The Entrepreneur Bringing You a Different Kind of Buzz

Updated: Sep 1, 2023

Mariah Wood, recent graduate and co-founder of Tilden Cocktails, wants you to find deeper, more magical social connection.


It’s my first time meeting Mariah Wood (MBA ‘22), and after I climb the old stairs up to her apartment, she greets me with the easiest question I’ve ever heard: “Do you like chocolate?”


I nod, she dashes into the kitchen, and I ask her husband Brad about the art on their walls. He points to the one in the middle, a soulful blue and gold piece reminiscent of Picasso’s Blue Period. “Mariah did this one over the holidays last year.” Then, getting animated, he leafs through a few framed pieces on the floor which wait to be arranged on their gallery wall. He finds what he’s looking for and hands it to me. “Check out this one. This is from Mariah’s grandma.” It’s a black-and-white infographic guide to fabric and their use cases. “At first I thought it just looked cool, but it’s actually been really helpful.”


Ten minutes later, Mariah emerges from the kitchen, holding a wooden platter with glasses filled to the brim with frothy, deep chocolate. She looks at me with huge, expectant eyes as I take my first sip. It’s paradise: deep, sweet, and creamy. “It’s incredible,” I say, and her whole face lights up, delighting in my delight. “Isn’t it?” she gushes, and then dives into the story of how she got this chocolate from a small artisan shop in Utah and teaches me what the different notes in the bean are. Before business school, she was a management consultant, and sometimes she would buy hummus and bags of pitas for her meals and use her dinner money on the fanciest, most interesting chocolate bars she could dig up in her work cities.


All of this adds up to what makes Mariah the entrepreneur she is. In her own words, “I want to create magical moments.” Mariah is the co-founder and Chief Operating Officer of Tilden Cocktails, which sells a suite of non-alcoholic cocktails. Creating something special, “the moment at a party that everyone will remember a month from now,” drives her leadership.


Why non-alcoholic beverages? For Mariah, it’s simple. “I believe people should have options.” Drinking alcohol is a key part of many professional and social events. Tilden aims to provide options for consumers to engage in these activities without consuming alcohol. “We at Tilden are helping drive forward a cultural change towards being yourself. We support that authenticity instead of feeling like you need a mind-altering substance to achieve personal connection.”


Mariah Wood is a great spokesperson for the brand. In her own words, “I can dance on a table sober. I don’t need the alcohol.” Many consumers feel the same way, and the non-alcoholic beverage market is growing. Recently, there have been major acquisitions of startups in this space by alcohol behemoths, including Diageo, which owns Smirnoff, Guinness, and Captain Morgan.

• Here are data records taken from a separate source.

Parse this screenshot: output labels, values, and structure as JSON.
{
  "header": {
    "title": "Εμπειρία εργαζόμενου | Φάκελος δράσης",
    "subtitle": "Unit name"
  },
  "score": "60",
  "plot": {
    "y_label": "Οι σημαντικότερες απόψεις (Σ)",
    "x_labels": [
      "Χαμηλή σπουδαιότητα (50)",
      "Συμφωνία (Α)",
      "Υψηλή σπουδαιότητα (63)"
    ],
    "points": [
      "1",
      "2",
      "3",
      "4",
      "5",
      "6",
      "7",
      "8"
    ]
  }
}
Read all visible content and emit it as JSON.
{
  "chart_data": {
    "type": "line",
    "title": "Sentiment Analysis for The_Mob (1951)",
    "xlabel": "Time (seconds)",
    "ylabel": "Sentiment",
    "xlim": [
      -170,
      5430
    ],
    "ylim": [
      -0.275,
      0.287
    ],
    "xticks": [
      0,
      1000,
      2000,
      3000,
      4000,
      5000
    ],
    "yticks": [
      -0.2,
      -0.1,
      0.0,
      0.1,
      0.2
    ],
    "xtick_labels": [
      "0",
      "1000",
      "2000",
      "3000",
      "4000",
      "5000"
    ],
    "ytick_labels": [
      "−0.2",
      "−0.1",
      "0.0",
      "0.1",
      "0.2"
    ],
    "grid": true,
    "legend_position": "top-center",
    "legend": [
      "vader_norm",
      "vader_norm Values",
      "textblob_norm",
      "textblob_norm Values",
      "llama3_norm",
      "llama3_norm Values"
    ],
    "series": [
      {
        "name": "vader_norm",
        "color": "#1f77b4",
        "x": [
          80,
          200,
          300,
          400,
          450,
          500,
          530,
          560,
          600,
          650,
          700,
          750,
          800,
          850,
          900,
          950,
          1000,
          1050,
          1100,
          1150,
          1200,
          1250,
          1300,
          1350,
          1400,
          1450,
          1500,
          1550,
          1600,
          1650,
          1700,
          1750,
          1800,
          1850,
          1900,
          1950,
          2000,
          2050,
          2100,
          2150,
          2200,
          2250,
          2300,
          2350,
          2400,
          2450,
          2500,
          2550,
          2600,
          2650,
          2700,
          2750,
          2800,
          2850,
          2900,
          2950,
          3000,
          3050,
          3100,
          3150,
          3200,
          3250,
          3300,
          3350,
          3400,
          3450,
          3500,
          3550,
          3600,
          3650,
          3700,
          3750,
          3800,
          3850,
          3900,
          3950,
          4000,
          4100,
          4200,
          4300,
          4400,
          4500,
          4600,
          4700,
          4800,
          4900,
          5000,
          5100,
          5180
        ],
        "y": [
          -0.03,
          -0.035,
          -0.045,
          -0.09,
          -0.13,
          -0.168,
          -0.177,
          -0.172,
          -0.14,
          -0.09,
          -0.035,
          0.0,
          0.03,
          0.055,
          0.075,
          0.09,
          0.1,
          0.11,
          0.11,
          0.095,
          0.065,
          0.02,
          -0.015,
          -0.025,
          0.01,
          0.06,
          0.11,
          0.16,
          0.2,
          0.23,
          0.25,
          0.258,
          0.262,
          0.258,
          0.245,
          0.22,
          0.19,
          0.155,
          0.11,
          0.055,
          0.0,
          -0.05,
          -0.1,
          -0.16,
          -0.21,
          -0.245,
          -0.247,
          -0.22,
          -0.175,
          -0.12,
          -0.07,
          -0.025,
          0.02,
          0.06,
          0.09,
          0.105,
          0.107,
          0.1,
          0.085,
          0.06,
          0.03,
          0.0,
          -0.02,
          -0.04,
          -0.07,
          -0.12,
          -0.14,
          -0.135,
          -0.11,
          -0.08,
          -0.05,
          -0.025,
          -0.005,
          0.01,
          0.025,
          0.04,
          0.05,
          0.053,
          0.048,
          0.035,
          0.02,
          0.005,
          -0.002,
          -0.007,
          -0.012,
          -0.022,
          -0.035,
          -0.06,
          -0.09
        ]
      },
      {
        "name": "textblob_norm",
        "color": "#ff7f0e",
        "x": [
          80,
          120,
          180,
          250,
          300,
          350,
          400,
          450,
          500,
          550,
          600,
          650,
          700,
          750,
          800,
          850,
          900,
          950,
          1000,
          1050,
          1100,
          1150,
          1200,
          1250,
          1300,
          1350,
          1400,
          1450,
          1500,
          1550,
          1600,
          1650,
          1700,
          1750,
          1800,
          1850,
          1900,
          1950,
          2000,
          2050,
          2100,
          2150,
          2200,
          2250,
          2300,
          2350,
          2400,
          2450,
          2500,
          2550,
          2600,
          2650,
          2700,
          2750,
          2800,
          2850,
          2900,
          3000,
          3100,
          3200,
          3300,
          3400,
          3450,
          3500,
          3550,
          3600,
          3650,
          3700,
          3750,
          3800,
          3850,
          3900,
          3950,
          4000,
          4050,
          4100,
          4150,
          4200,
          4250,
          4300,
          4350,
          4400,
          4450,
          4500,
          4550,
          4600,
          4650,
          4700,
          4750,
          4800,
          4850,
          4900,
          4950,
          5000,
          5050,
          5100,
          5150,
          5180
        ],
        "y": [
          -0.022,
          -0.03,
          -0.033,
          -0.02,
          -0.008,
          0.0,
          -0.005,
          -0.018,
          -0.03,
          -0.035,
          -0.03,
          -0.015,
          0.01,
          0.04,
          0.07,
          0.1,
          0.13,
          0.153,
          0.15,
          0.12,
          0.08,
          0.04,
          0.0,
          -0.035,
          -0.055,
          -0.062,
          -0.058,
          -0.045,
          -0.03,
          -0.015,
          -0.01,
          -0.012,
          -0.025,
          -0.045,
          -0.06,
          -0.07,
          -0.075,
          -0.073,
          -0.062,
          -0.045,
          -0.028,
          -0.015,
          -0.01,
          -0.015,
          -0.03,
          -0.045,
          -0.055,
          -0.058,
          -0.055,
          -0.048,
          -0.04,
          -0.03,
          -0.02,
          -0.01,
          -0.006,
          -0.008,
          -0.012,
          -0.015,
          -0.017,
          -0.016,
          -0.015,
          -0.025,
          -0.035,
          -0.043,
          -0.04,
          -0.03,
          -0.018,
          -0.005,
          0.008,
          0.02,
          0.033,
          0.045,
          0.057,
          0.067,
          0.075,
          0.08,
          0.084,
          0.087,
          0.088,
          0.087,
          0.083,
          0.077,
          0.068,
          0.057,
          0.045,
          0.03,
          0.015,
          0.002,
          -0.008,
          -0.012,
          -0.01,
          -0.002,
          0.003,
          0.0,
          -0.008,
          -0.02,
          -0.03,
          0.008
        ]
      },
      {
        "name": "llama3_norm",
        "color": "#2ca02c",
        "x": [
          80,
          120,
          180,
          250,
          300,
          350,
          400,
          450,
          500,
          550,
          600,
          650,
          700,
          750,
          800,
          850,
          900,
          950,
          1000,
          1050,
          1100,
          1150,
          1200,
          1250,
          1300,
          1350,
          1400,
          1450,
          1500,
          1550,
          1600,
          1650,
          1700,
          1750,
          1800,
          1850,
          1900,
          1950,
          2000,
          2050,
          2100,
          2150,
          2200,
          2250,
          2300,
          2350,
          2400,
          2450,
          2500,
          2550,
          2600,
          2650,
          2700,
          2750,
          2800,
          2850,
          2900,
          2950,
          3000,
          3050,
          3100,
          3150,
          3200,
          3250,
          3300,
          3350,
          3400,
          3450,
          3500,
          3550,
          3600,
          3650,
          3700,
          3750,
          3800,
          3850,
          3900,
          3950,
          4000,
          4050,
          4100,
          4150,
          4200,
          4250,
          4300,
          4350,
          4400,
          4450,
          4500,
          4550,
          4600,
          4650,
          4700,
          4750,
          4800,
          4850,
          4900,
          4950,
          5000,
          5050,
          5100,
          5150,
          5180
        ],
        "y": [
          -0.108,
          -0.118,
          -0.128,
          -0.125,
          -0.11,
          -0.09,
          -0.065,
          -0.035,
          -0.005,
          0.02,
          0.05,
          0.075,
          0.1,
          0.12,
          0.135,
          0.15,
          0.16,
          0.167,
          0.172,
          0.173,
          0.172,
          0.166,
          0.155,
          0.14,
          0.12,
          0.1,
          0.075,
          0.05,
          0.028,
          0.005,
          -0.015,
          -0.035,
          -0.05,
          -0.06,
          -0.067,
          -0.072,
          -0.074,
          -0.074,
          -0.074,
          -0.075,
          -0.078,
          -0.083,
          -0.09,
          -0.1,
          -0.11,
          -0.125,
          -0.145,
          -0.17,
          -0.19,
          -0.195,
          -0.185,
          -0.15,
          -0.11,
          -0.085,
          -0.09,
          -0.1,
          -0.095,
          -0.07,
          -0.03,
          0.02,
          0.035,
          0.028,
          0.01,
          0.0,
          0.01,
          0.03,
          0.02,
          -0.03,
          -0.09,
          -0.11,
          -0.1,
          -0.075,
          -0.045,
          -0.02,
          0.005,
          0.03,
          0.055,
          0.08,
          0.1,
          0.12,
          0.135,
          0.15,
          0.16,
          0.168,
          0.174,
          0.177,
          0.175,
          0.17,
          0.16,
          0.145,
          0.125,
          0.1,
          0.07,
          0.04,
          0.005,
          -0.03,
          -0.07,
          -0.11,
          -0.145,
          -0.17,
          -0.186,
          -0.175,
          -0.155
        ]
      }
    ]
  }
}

Researching this growing market and defining its core customer segments were the first things Mariah and her co-founder, Vanessa Royle (MBA ‘22), did.


Mariah and Vanessa met at an HBS pitch night their first semester. Vanessa pitched a single-serve, non-alcoholic imitation of a classic cocktail in a can. Mariah jumped on board, and together with two others formed a team for the HBS Startup Bootcamp during winter break. This dedicated time to develop their idea was crucial to its success. According to Mariah, “Ideas alone aren’t worth anything. Barring some really specific IP, if you can tell someone your idea and they can execute on it before you, then you probably weren’t the right person for the idea.” She declares the best first step for an entrepreneur is to set aside time to learn about the idea’s space and test hypotheses. Startup Bootcamp, for Mariah and her team, was the best way to get their concept beyond ground zero.


Startup Bootcamp wasn’t the only HBS resource Mariah and her team used. When asked about the most useful campus resources in her entrepreneurial journey, she started by ticking off a list of classes. Startup Operations, Creating Brand Value, and How to Price Anything were first off her tongue. She also did an independent project with faculty member Martin A. Sinozich, who teaches several HBS classes and is a mentor to founders. Mariah also cites a classmate who gave Tilden a crash course in design principles and iLab as a help for legal resources. Additionally, she and Vanessa spent the summer between their RC and EC years as Rock Summer Fellows, working on their startup full-time.


Her advice to current HBS students interested in starting a company right out of business school is to dedicate time to it. “Make a list of your ideas that are half-baked, and give yourself a few hours each week to look at the market.” The most challenging part about creating a startup as a student is how low-risk it is. According to Mariah, it’s almost too easy to say “I’m working on a startup” as a student. It’s difficult to decide how to allocate time, both the hours in a week and the precious exploratory summer between RC and EC years. For RC students, Mariah has some clear advice: “don’t waste that summer doing something you could have learned about without spending three months on it.”


During their EC years, Mariah and Vanessa prepared pitch materials for investors and hit the pavement right after graduation. Last month, Tilden closed its first fundraising round. They raised nearly $600k from angel investors, family, and friends. Mariah demystified the process of fundraising, an effort that relies on, in her words, “contacts of contacts of contacts.” She explains, “We would start with an advisor from school who knew us well, and they would connect us with so-and-so, who would connect us with someone who was interested in the space. You have to have six or seven calls before you find someone who is the right fit.” For the administrative work, they used SAFEs for angels and a rollup vehicle in AngelList for friends and family, which Mariah says “makes it a lot easier from a legal and paperwork perspective.”


Now, Mariah is focused on finalizing product development. “It’s not a linear process. We have had prototypes, sold prototypes, but getting the product to something you want to bottle and produce en masse is tricky.” Harbus readers may know these prototypes under an earlier company name, Jasper Cocktails, which produced three ready-to-serve non-alcoholic cocktails. Taking something that worked on a small scale and transforming it for a larger scale is both an art and a science. On the scientific end, the pH and sugar content of the drink must fall within certain ranges. The art side is where Mariah as creator of magical moments comes in. She teaches me about an “interrupter,” or the spice that hits the back of your throat, and what makes you want to sit and swirl your drink instead of guzzling it. We run through the beginning, middle, and end of drinks, and I’m transported into a world where I don’t have to settle for sodas or, the horror, a Shirley Temple every time I’m at a work party.


“People who don’t understand the space say, ‘Oh, You’re going to bottle some juice.’ No! We’re going to change the culture of drinking,” Mariah exclaims in a video for Tilden, her eyes wide and sparkling. Her enthusiasm and vision fills a room. A few weeks ago, we were both at a lake house with a horde of HBS families, and people were laughing and connecting, not a drop of alcohol in sight.


“Where’s Mariah?” someone asked, and someone else suggested checking the basement. From down the stairs, we could hear the pulse of upbeat techno music and see tiny flashing lights in reds, yellows, and greens. Happy shrieks revealed the scene: Mariah, leading a dance party for a cadre of three-year-olds, creating for them a magical moment.